Da citare poi è anche Paperino e il picchio, gioiellino di comicità fisica e slapstick. Per una volta, è Barks a ispirare, con una sua storia, un cortometraggio, “Il Clown della Giungla”: in entrambi i casi, Paperino è alle prese con il birdwatching: nel fumetto dovrà faticare per cercare di fotografare un pennuto rarissimo, mentre nel cartone sarà disturbato in quest’operazione dall’insopportabile Aracuan.
Altra storia notevole è “Paperino e la banconota da 10 dollari”, una vera e propria parabola sull’onestà in cui Barks trova anche lo spazio per ironizzare sulla censura di cui egli stesso è vittima.
“Paperino e i buoni propositi” è invece, permettetemi di dirlo, la prima ten-pager capolavoro.
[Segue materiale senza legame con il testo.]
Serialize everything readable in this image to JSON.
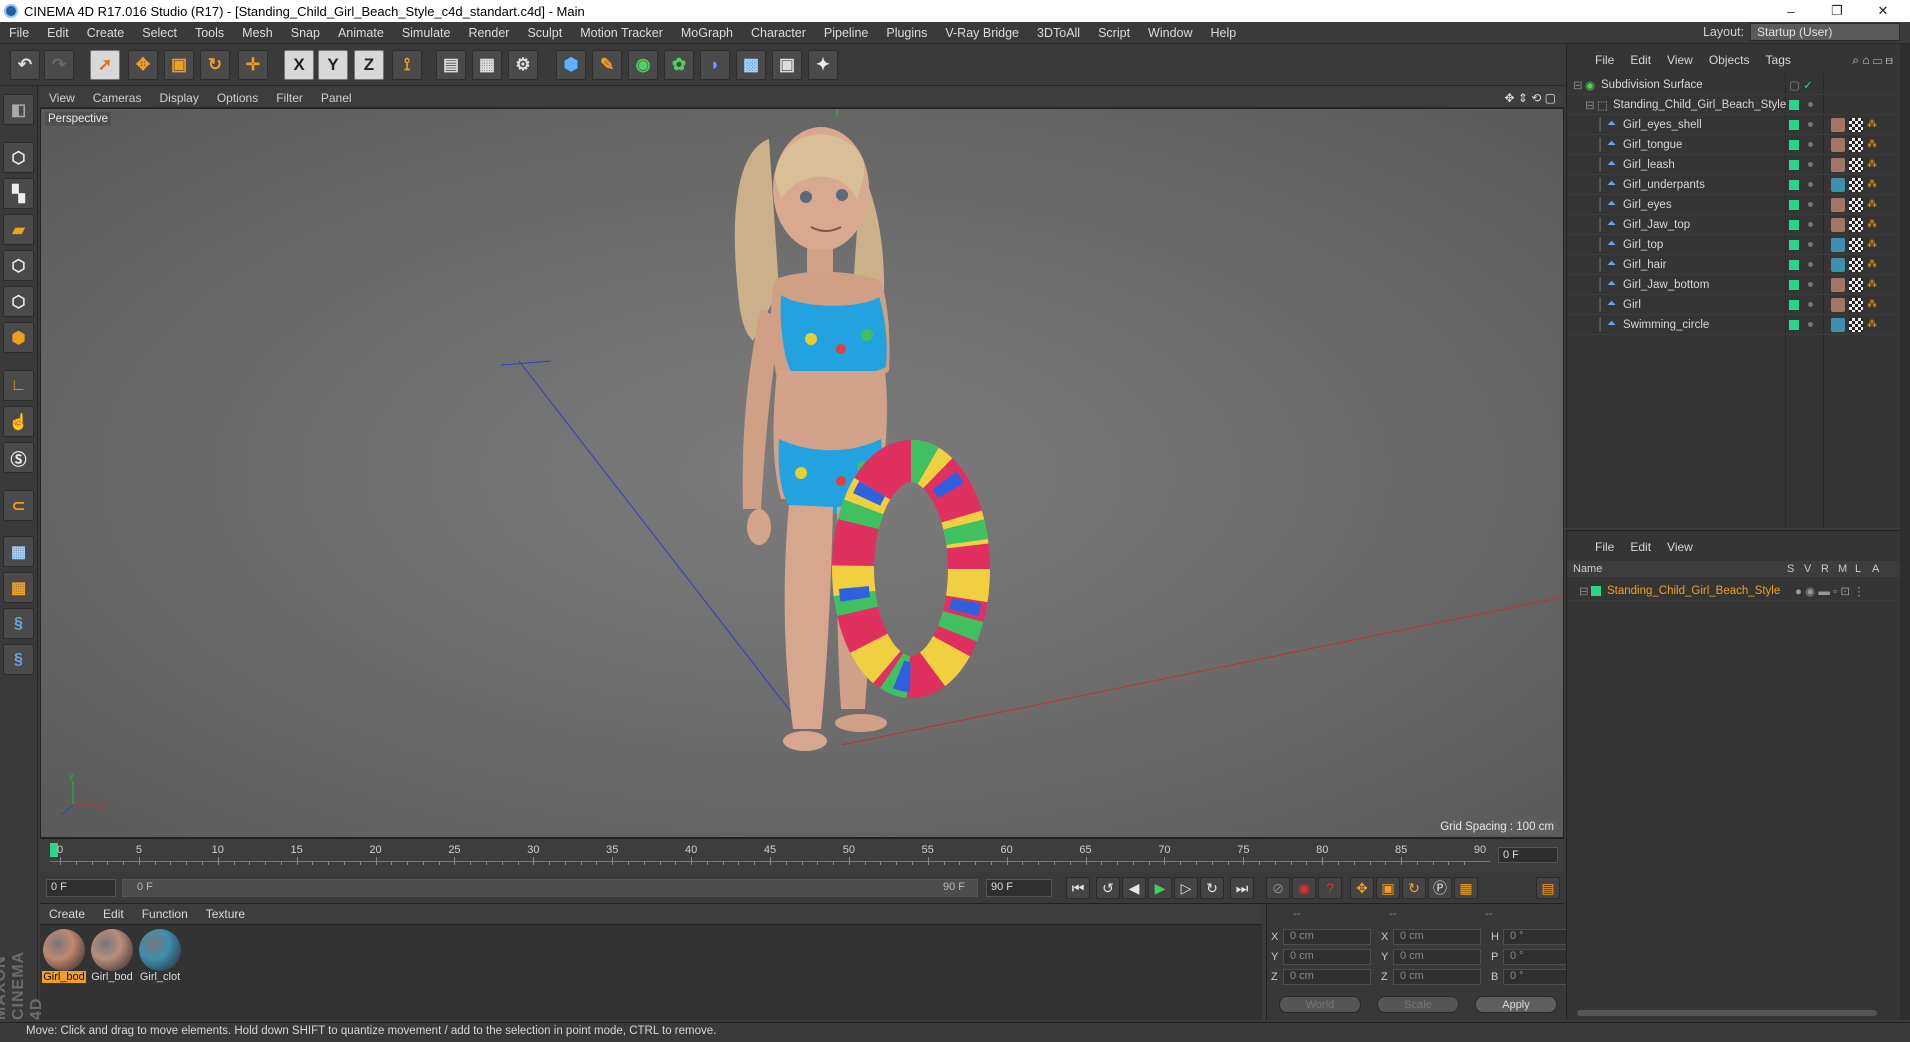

Com’è di consueto nelle storie brevi, Barks si focalizza sulla quotidianità dei Paperi, sull’ordinario, piuttosto che farli confrontare con lo straordinario delle storie di ampio respiro. Paperino, su sollecitazione di Paperina, sceglierà il proprio proposito per l’anno nuovo, ovvero quello di non arrabbiarsi mai più. I nipotini, ancora nella fase delle “monellerie”, non tarderanno ad approfittarsene. Il papero riuscirà a tenere fede al proprio impegno?
Ritengo questa ten-pager imperdibile per tanti motivi: le gag sono a dir poco esilaranti; poche volte mi sono divertito così leggendo un fumetto. I disegni sono frizzanti, ben eseguiti e rendono al meglio ciò che succede durante la storia – una volta di più, gioca un ruolo determinante la proverbiale espressività dei Paperi barksiani. Certamente degna di nota la scena in cui sentiamo le voci fuori campo di Qui, Quo e Qua intenti a sfasciare la cucina, mentre Barks decide di mostrarci le reazioni di Paperino nei confronti di ciò che sta sentendo. La vignetta finale, infine, è a dir poco geniale: fa sganasciare e chiude la vicenda nel miglior modo possibile. Standing ovation.
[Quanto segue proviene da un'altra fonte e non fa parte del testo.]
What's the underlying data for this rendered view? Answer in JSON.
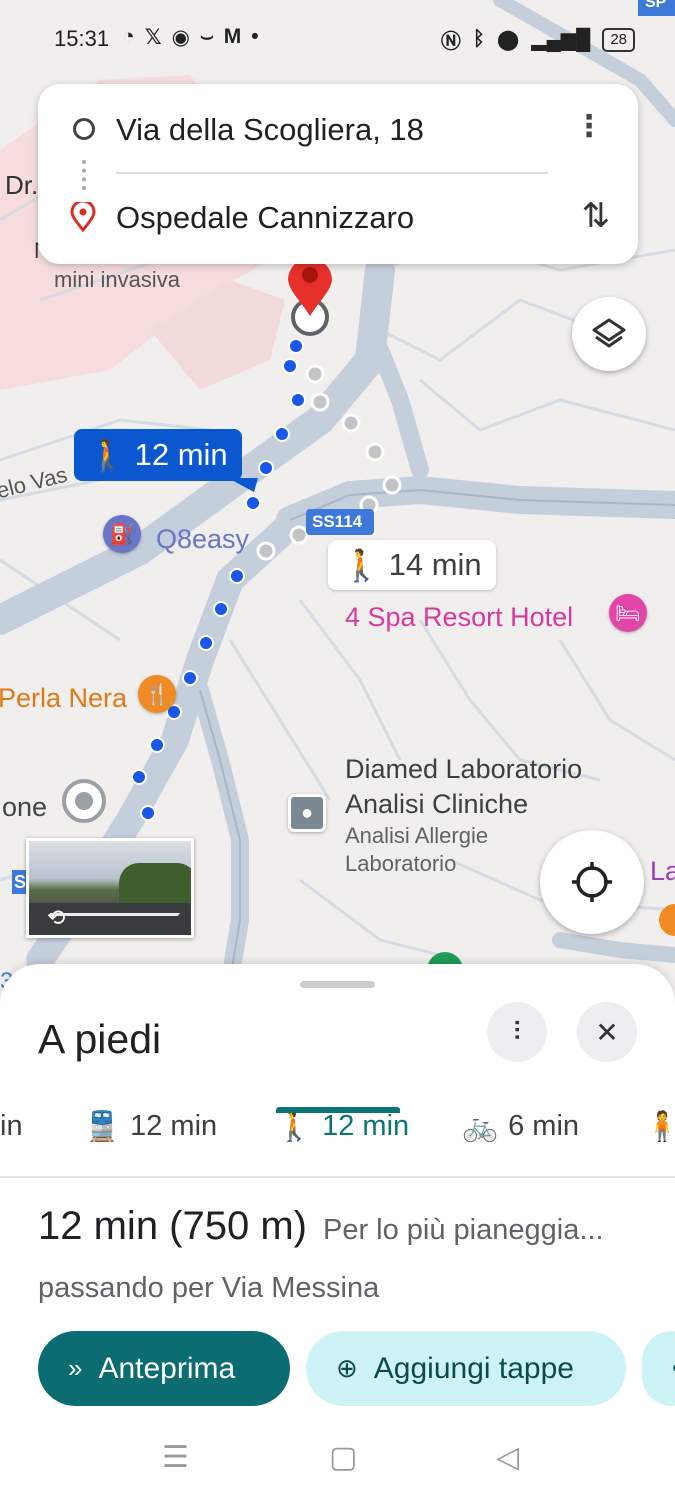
{
  "status_bar": {
    "time": "15:31",
    "left_icons": [
      "whatsapp-icon",
      "x-icon",
      "circle-app-icon",
      "amazon-icon",
      "gmail-icon",
      "dot-icon"
    ],
    "right_icons": [
      "nfc-icon",
      "bluetooth-icon",
      "location-icon",
      "signal-4g-icon"
    ],
    "battery": "28"
  },
  "route": {
    "origin": "Via della Scogliera, 18",
    "destination": "Ospedale Cannizzaro"
  },
  "map": {
    "labels": {
      "dr": "Dr.",
      "n": "N",
      "mini_invasiva": "mini invasiva",
      "angelo": "elo Vas",
      "q8": "Q8easy",
      "ss114": "SS114",
      "spa": "4 Spa Resort Hotel",
      "perla": "Perla Nera",
      "one": "one",
      "diamed_1": "Diamed Laboratorio",
      "diamed_2": "Analisi Cliniche",
      "diamed_3": "Analisi Allergie",
      "diamed_4": "Laboratorio",
      "la": "La",
      "sp": "SP",
      "s": "S",
      "three": "3"
    },
    "chips": {
      "primary_time": "12 min",
      "alt_time": "14 min"
    }
  },
  "sheet": {
    "title": "A piedi",
    "modes": [
      {
        "label": "in",
        "icon": "car-icon"
      },
      {
        "label": "12 min",
        "icon": "transit-icon"
      },
      {
        "label": "12 min",
        "icon": "walk-icon"
      },
      {
        "label": "6 min",
        "icon": "bike-icon"
      },
      {
        "label": "",
        "icon": "ride-icon"
      }
    ],
    "summary": "12 min (750 m)",
    "summary_note": "Per lo più pianeggia...",
    "via": "passando per Via Messina",
    "preview_button": "Anteprima",
    "add_stops_button": "Aggiungi tappe"
  }
}
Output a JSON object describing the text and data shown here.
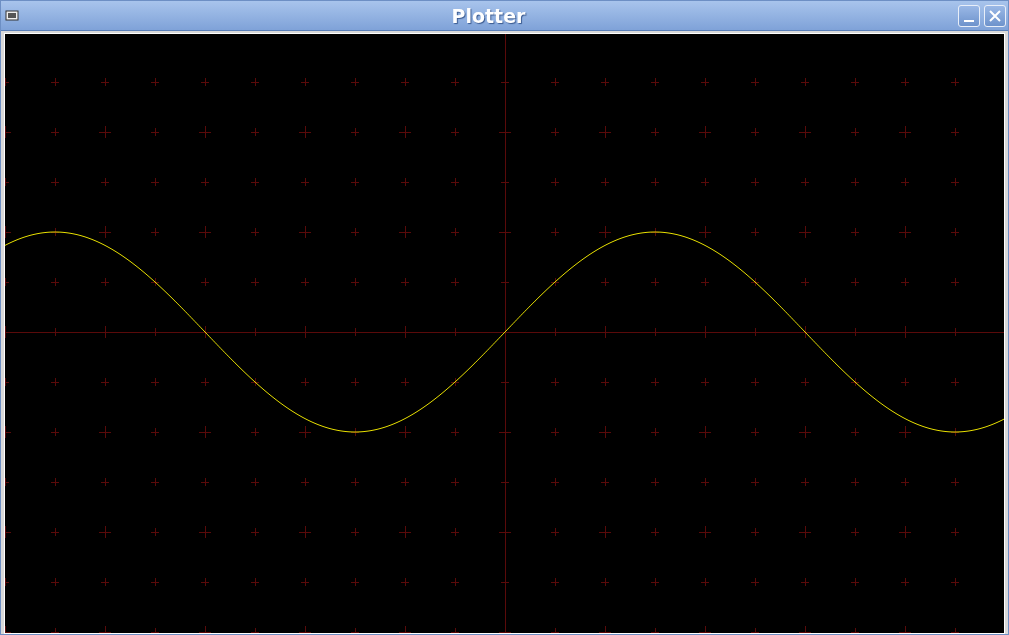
{
  "window": {
    "title": "Plotter"
  }
}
Degna di nota anche Paperino costruttore di aquiloni, in cui Barks ci presenta l’ennesima battaglia tra zio e nipoti ma, stavolta, spingendo maggiormente l’acceleratore sull’indagine psicologica dei suo paperi che, qui, a tutti gli effetti, si comportano da uomini. Molto riuscita la sequenza in cui Qui, Quo e Qua fanno uso della “strategia dialettica”, com’è chiamata da loro, per evitare la punizione dello zio, o la vignetta in cui i nipoti si preoccupano in modo davvero struggente per la sorte di Paperino. Stessa storia per “Il primo giorno di scuola di Qui, Quo e Qua”, in cui i Paperi recitano tutti in maniera davvero realistica e sono perfettamente caratterizzati o per “Paperino e la gara di nuoto” che, oltre a essere molto divertente, rimarca il ruolo di educatore, di figura paterna che Paperino deve rappresentare per i tre nipoti. Dal punto di vista squisitamente ilare, invece, sono indiscussi gioiellini “Paperino forzuto senza saperlo” e “Paperino e il cane sublime”, anche se entrambe le storie, oltre alle risate, desiderano inviare al lettore messaggi ben chiari: da una parte, si fa un’intelligente satira alla superficialità della classe media americana di quegli anni, mentre dall’altra il messaggio di fondo è che non necessariamente un cane dotato di pedigree sia migliore da preferire a un meticcio o a un randagio. Insomma, ciò che conta non è come sei nato, ma ciò che sei!